The complaint's existence is noted in a Dec. 1, 2016, cover letter sent by Shurtleff's attorney, Richard Van Wagoner, to the Justice Department's Office of the Inspector General.

Pickens headed the Utah FBI's public-corruption unit, which handled the investigation of Shurtleff and his handpicked successor, John Swallow. Isakson was the FBI's lead case agent; Nesbitt was the top state investigator and was cross-deputized as a U.S. marshal.

The letter, which was obtained by The Salt Lake Tribune, references two enclosures: a copy of the misconduct complaint and a transcript of an interview Shurtleff appears to have given in November with DPS internal-affairs officers. The Tribune does not have copies of the two enclosures.

On Monday, Van Wagoner confirmed the authenticity of the cover letter but said he is barred from talking about the complaint.

Utah's FBI office declined to comment, as did Utah department of safety officials.

John Lavinsky, a lawyer for the DOJ's Office of the Inspector General, was also unable to comment, citing an agency policy to "not confirm or deny the existence of an investigation."

Shurtleff was charged with multiple felony and misdemeanor counts, including accepting prohibited gifts, obstructing justice, misconduct and bribery stemming from allegations of a pay-to-play climate inside the Utah attorney general's office.

The case was dismissed in July 2016 partly because Davis County Attorney Troy Rawlings said he could not obtain critical evidence from federal agencies.

The content of Shurtleff's federal misconduct complaint remains unclear, but the former three-term attorney general has publicly complained that investigators twisted facts and witness statements in violation of his constitutional rights.

"Agent Nesbitt along with FBI Agent Isakson perjured themselves in search warrant affidavits time and time again," Shurtleff said last month. "We have the videotaped interviews and the transcripts."

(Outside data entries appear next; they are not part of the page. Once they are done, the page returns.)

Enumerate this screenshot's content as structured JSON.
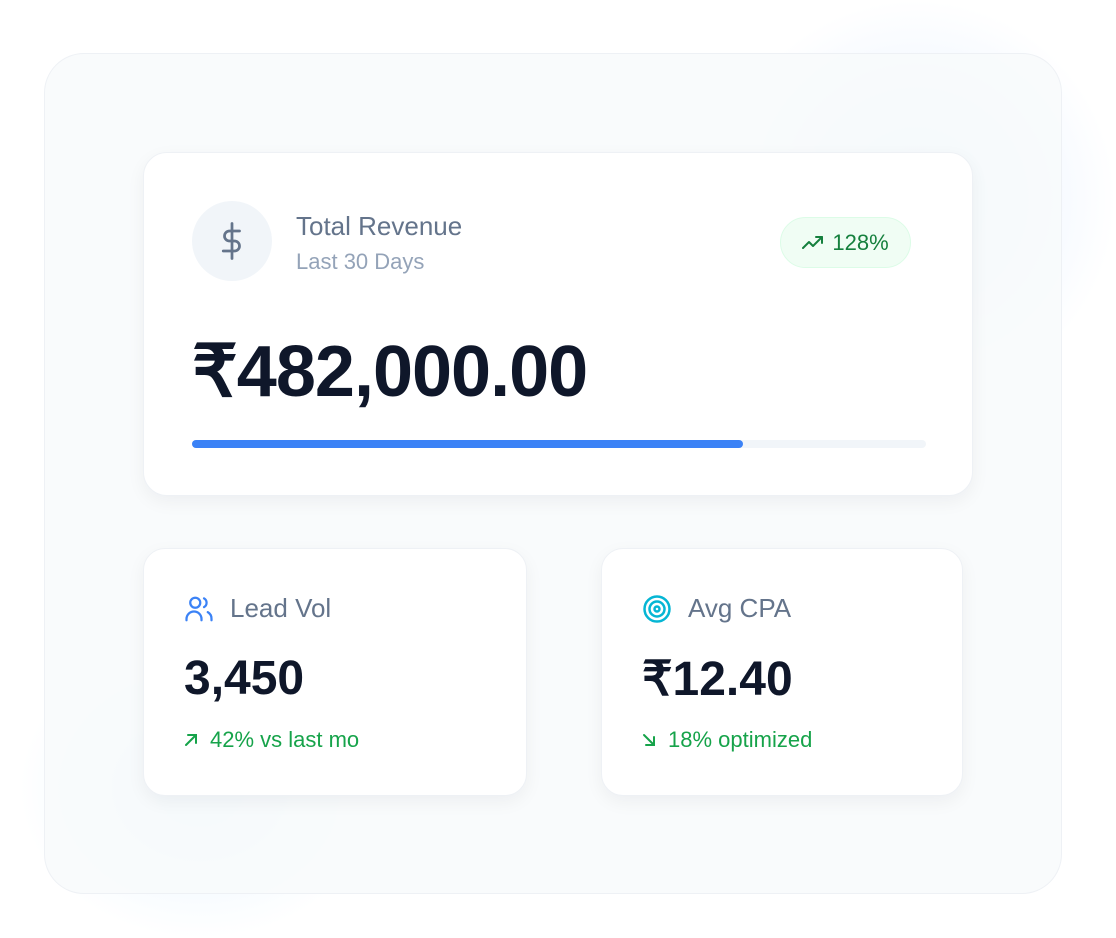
{
  "colors": {
    "accent": "#3b82f6",
    "positive": "#16a34a",
    "badge_bg": "#f0fdf4",
    "target_icon": "#06b6d4",
    "value_text": "#0f172a"
  },
  "revenue": {
    "icon": "dollar-icon",
    "title": "Total Revenue",
    "subtitle": "Last 30 Days",
    "badge_icon": "trending-up-icon",
    "badge": "128%",
    "value": "₹482,000.00",
    "progress_percent": 75
  },
  "cards": [
    {
      "icon": "users-icon",
      "label": "Lead Vol",
      "value": "3,450",
      "trend_icon": "arrow-up-right-icon",
      "trend": "42% vs last mo"
    },
    {
      "icon": "target-icon",
      "label": "Avg CPA",
      "value": "₹12.40",
      "trend_icon": "arrow-down-right-icon",
      "trend": "18% optimized"
    }
  ]
}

Shurtleff's comments came during the recent 3rd District Court trial of Swallow, who was investigated by the same state and federal agents. A jury acquitted Swallow on Thursday of nine felony and misdemeanor counts.

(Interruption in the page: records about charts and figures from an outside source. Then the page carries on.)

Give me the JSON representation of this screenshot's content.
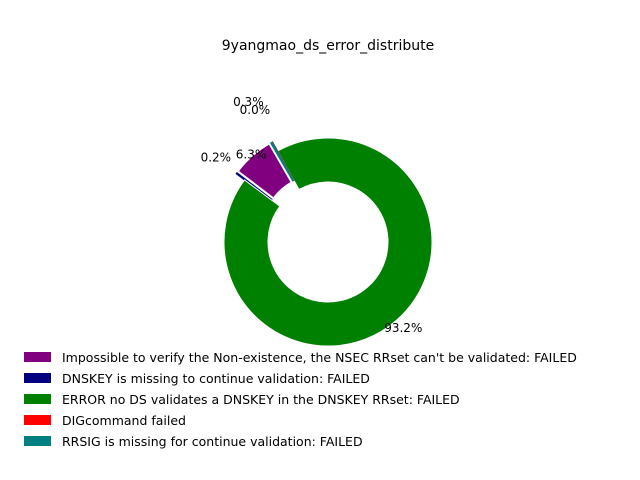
{
  "chart_data": {
    "type": "pie",
    "style": "donut",
    "title": "9yangmao_ds_error_distribute",
    "legend_position": "bottom",
    "slices": [
      {
        "label": "Impossible to verify the Non-existence, the NSEC RRset can't be validated: FAILED",
        "value": 6.3,
        "pct_label": "6.3%",
        "color": "#800080"
      },
      {
        "label": "DNSKEY is missing to continue validation: FAILED",
        "value": 0.2,
        "pct_label": "0.2%",
        "color": "#000080"
      },
      {
        "label": "ERROR no DS validates a DNSKEY in the DNSKEY RRset: FAILED",
        "value": 93.2,
        "pct_label": "93.2%",
        "color": "#008000"
      },
      {
        "label": "DIGcommand failed",
        "value": 0.0,
        "pct_label": "0.0%",
        "color": "#ff0000"
      },
      {
        "label": "RRSIG is missing for continue validation: FAILED",
        "value": 0.3,
        "pct_label": "0.3%",
        "color": "#008080"
      }
    ]
  }
}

The defense motion last year to dismiss Shurtleff's case focused on allegations of misconduct by investigators and argued that the case had been built on the use of "false statements and material omissions" of fact.

One exhibit includes an analysis of nearly 80 statements, primarily by Nesbitt, which Shurtleff argues were either misleading or "outright mistruths" to secure search warrants needed to raid his Sandy home.

For example, the document states, Nesbitt omitted information about Shurtleff's role in the federal probe of an alleged bribe attempt that involved a key state witness, Marc Sessions Jenson, who was prosecuted by Shurtleff's office.

Court papers also say the agent "intentionally misconstrued" the contents of an emails between Shurtleff and two of his staffers related to a third party's "inappropriate" attempt to dictate the terms of a plea agreement for Jenson.

The document asserts that Nesbitt's affidavits relied heavily on information gleaned from Isakson — there are 67 references to the federal agent — or others from the FBI, which had launched its investigation of Shurtleff and then shared its findings with Rawlings and Salt Lake County District Attorney Sim Gill after the Justice Department's Public Integrity Section declined to pursue federal charges.

Rawlings' motion to drop the Shurtleff case included statements that the FBI and DPS agents failed to interview key witnesses with knowledge of Shurtleff's decision to get his office out of a foreclosure lawsuit with Bank of America. That omission led to "negative insinuations" about the then-attorney general's handling of the matter, the prosecutor wrote, and gave a "false and misleading portrait" of the suit's settlement.

Rawlings also said warrant affidavits were "wrong" about the timeline for the recruitment and employment of Shurtleff by a law firm that represented the bank, a job he started after retiring from public service in early 2013.